The JIVE call has some interesting nuggets about how JIVE is uniquely poised to compete against the other two main competitors in the enterprise space: IBM and Microsoft, but the essence of the story is about the legitimization of the social business category for the institutional buyer.  More importantly, this investor story is not even about technology and tools. It’s about organizations behaving differently by connecting and engaging with constituents.  The tools will come and go, but the behavioral change is a paradigm shift well worth the early entry.

Jive management took the company public on  December 13.  Since then, the stock has doubled and Jive’s market cap is $1.24B. Institutions hold 82%, so lots of pension funds are betting (not gambling) that social business is real. I’ll side with Wall Street on this one.

 

  • http://rickladd.com Rick Ladd

    Hi Susan – I agree with you and, I guess, Wall Street on this one. Your point about organizations behaving differently is spot on in my opinion. Organizations have foundered on the shoals of understanding and accessing their corporate knowledge – especially the knowledge that exists between the ears of their employees – for a long time. As a Knowledge Management professional, I was part of what I now consider the misguided approach that treated KM somewhat like Library Science. I am reasonably convinced social business represents the beginnings of far more usefully aligned communication and collaboration all through the value chain . . . and it’s only the beginning.

    Two of the problems I witnessed, and struggled against, still stand in the way of further acceptance and understanding of the value of social business. The first is the propensity of many knowledgeable people to believe hoarding their knowledge will somehow safeguard their position. This is exacerbated when an organization, by its rewards and recognition practices, singles out people for acts of “heroism”, e.g. awards for patents, etc. The second is related to social business’s propensity to “flatten” the organization. In the industry I was in, command-and-control was de rigeur; so deeply ingrained in the culture that many would refuse to try something unless they were told they should – or could – by their management. Managers and Executives were highly suspicious of anything that gave voice to the average worker. I suspect that’s still the case in other industries as well.

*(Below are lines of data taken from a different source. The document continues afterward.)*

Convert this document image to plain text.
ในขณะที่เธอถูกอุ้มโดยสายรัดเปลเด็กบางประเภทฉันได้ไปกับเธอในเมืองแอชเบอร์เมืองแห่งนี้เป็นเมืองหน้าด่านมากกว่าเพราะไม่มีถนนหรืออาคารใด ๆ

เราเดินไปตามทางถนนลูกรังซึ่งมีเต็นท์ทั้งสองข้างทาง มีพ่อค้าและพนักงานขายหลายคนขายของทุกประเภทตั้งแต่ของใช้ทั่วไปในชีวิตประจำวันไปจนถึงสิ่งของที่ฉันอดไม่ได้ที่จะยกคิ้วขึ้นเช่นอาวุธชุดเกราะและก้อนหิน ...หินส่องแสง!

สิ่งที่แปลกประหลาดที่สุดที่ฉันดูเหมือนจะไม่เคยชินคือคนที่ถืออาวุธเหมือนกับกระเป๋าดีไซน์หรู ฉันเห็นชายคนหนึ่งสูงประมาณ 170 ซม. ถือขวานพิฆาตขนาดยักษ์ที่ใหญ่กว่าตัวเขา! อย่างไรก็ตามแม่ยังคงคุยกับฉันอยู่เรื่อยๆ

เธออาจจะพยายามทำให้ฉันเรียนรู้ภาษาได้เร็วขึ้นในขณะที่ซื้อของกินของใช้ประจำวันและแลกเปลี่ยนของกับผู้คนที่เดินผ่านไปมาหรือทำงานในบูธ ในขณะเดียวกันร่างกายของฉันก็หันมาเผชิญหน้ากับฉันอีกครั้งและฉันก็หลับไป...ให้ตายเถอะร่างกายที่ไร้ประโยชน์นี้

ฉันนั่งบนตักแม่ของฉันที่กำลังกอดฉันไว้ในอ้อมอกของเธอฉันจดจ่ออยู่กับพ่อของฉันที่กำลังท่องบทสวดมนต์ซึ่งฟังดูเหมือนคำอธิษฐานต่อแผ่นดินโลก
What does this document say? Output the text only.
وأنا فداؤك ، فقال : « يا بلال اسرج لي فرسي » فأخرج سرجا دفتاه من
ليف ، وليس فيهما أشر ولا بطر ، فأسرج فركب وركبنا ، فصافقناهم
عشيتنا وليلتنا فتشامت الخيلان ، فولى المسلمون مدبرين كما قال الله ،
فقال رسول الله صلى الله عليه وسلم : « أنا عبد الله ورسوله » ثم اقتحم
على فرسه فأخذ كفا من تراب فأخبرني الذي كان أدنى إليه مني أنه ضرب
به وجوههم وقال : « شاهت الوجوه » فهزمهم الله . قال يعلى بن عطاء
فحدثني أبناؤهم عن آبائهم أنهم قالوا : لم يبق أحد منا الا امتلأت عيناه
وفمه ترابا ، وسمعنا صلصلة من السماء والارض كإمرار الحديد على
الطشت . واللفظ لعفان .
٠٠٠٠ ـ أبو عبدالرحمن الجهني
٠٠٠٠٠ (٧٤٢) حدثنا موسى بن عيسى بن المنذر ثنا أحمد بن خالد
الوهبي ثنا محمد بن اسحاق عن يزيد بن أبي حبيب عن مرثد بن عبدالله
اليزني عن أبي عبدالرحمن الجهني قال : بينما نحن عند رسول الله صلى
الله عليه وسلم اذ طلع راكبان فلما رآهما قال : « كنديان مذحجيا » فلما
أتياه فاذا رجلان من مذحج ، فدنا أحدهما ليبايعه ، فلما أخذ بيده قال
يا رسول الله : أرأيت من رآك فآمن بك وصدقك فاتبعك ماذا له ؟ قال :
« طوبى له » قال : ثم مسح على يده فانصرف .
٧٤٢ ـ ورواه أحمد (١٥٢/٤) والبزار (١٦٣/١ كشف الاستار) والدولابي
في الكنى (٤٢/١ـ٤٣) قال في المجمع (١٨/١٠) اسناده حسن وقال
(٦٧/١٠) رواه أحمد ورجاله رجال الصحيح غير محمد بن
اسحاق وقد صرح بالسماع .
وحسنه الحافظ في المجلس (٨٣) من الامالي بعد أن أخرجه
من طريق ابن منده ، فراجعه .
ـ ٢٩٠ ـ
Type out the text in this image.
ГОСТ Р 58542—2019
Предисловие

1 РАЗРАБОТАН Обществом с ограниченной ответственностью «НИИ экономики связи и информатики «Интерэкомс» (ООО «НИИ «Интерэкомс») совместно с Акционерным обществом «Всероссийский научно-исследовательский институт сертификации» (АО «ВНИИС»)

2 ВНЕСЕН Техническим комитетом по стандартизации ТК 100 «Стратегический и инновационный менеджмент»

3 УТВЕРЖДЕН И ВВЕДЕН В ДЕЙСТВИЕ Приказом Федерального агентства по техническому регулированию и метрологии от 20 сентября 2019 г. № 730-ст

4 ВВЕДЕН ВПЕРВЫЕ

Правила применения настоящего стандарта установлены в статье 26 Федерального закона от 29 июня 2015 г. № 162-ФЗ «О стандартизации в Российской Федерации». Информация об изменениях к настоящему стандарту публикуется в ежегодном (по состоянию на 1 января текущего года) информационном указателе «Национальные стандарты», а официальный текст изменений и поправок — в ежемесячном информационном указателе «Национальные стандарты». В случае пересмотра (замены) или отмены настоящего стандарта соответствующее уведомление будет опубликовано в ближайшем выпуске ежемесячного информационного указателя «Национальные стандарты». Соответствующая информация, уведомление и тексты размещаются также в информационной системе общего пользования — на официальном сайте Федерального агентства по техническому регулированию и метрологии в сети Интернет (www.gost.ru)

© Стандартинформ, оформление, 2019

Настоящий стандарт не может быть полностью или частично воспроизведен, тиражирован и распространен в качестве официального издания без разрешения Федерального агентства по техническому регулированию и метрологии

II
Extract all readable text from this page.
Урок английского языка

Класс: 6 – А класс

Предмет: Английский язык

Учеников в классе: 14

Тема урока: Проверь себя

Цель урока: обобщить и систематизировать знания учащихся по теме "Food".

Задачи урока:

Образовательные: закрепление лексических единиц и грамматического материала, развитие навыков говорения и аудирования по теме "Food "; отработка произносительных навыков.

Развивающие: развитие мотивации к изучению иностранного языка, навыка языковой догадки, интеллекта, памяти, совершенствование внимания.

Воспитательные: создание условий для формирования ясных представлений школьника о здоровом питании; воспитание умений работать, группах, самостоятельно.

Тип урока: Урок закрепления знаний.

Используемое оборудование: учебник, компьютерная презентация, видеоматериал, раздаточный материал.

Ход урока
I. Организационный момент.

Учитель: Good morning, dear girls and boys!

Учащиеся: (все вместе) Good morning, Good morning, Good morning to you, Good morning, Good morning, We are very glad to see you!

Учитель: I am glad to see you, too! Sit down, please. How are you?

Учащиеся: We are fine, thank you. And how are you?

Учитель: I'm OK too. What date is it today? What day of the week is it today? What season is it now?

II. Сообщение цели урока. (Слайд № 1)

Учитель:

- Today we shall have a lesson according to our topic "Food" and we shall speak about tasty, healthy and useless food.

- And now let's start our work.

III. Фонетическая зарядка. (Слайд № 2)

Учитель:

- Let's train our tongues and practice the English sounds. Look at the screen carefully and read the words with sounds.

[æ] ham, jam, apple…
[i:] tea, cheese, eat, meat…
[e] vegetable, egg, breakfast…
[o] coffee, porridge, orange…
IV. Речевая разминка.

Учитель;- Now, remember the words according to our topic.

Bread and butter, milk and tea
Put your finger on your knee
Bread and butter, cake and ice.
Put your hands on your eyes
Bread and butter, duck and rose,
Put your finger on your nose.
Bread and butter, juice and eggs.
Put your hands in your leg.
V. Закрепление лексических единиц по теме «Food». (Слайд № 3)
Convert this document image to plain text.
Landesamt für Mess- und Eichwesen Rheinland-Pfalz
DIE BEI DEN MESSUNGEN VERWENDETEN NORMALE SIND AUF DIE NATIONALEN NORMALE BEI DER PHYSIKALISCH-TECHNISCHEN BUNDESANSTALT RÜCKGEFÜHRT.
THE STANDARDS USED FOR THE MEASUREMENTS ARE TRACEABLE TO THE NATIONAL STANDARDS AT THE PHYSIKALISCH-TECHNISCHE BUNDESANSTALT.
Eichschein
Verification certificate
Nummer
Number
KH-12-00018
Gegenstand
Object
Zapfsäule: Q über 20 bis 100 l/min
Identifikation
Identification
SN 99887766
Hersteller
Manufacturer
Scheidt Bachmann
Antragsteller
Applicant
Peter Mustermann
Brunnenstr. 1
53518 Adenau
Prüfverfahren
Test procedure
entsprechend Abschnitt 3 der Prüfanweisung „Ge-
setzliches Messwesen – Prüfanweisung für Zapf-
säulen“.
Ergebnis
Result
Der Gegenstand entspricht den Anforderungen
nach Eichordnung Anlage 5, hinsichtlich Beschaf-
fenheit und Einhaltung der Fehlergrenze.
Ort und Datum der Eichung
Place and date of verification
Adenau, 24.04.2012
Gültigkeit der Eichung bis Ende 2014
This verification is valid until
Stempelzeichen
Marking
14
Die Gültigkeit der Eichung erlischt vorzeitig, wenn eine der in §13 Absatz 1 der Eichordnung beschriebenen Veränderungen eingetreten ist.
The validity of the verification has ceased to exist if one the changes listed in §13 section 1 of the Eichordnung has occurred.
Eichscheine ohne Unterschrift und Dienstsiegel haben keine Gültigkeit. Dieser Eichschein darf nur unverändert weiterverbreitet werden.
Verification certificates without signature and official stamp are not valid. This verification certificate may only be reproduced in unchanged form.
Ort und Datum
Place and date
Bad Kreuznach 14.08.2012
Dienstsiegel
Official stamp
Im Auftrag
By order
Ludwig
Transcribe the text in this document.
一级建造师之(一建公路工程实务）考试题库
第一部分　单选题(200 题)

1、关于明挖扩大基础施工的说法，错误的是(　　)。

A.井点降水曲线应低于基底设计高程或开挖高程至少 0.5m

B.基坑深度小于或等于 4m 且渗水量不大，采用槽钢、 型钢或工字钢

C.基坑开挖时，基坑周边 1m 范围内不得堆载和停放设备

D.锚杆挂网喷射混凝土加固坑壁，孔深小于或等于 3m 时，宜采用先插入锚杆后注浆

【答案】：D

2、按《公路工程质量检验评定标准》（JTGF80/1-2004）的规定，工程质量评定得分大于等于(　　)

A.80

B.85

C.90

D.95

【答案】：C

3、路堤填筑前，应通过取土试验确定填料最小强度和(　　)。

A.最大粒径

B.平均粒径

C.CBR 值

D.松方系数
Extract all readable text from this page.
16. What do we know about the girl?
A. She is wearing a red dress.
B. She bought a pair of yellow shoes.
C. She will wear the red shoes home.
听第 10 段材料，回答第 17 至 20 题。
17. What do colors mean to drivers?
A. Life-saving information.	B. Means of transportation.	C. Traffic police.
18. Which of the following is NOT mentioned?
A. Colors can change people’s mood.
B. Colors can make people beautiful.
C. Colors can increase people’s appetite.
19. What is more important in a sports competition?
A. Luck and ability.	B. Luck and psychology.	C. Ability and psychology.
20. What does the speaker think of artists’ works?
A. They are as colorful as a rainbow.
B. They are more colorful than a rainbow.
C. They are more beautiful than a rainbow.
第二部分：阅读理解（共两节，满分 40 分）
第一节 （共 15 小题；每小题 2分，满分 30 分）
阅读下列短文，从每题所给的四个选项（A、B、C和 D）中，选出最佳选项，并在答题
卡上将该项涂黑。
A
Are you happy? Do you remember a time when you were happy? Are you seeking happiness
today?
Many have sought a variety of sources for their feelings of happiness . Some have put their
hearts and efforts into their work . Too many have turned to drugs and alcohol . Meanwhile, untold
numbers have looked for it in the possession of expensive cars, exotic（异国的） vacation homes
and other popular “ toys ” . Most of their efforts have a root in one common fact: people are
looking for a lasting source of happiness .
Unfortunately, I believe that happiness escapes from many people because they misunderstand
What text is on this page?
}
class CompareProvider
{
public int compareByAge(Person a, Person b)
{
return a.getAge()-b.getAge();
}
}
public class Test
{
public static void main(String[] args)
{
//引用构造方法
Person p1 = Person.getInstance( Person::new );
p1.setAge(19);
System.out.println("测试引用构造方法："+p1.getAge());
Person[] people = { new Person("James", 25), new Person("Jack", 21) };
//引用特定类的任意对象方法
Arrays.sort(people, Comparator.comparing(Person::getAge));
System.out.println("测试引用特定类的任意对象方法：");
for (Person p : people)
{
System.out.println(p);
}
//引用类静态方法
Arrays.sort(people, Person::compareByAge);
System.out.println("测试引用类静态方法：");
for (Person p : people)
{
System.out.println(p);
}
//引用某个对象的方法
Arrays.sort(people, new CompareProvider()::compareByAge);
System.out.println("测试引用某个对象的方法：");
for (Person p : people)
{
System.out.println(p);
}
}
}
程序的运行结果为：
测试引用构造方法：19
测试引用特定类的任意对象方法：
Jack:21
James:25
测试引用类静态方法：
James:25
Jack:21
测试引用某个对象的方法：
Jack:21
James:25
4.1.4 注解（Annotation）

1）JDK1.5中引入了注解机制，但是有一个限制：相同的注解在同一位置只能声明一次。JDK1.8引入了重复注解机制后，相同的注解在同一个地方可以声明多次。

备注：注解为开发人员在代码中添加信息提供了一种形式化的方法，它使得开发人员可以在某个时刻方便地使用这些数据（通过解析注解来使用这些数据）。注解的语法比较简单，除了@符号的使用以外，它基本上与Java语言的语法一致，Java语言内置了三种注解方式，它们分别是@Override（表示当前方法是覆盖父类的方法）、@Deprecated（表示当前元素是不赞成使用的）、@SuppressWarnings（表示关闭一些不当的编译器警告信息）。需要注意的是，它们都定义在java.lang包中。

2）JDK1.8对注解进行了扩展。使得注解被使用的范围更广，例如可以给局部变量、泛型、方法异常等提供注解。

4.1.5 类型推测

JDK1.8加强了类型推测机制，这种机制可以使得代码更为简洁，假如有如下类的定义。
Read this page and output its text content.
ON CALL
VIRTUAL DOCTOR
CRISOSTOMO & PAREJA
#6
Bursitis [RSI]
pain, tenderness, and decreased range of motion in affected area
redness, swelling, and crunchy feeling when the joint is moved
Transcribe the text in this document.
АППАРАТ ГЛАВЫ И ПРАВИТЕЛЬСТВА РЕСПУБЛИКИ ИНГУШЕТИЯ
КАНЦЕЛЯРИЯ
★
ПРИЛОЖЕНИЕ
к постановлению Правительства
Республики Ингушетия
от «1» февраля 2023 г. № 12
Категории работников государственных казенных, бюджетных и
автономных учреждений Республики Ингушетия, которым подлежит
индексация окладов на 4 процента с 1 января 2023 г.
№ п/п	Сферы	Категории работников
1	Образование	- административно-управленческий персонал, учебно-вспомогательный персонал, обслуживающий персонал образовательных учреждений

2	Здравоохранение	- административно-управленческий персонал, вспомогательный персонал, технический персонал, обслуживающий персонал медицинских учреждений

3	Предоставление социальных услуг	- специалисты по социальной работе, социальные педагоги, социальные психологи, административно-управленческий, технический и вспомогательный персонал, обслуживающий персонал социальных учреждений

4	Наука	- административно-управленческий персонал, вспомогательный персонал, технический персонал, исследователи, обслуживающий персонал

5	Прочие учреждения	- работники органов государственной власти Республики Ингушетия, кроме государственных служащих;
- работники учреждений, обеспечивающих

    There are still numerous other cultural issues yet to be addressed. However, I think Jive’s performance, the success stories Dion has published, and the inherent value in the paradigm shift you point out bodes well for the future of social business. Thanks. I have a presentation coming up that much of what you’ve shared will be helpful with (sounds almost like some of the spam comments I get on my blog!)

  • Susan Scrupski

    Excellent comments and insights Rick. Changing the rewards and recognition practices is critical to achieving the full potential of social business. The problems you outlined here were not unique to your experience. Depending on the industry and the heritage of the company, they’re tough obstacles to overcome in thought and deed.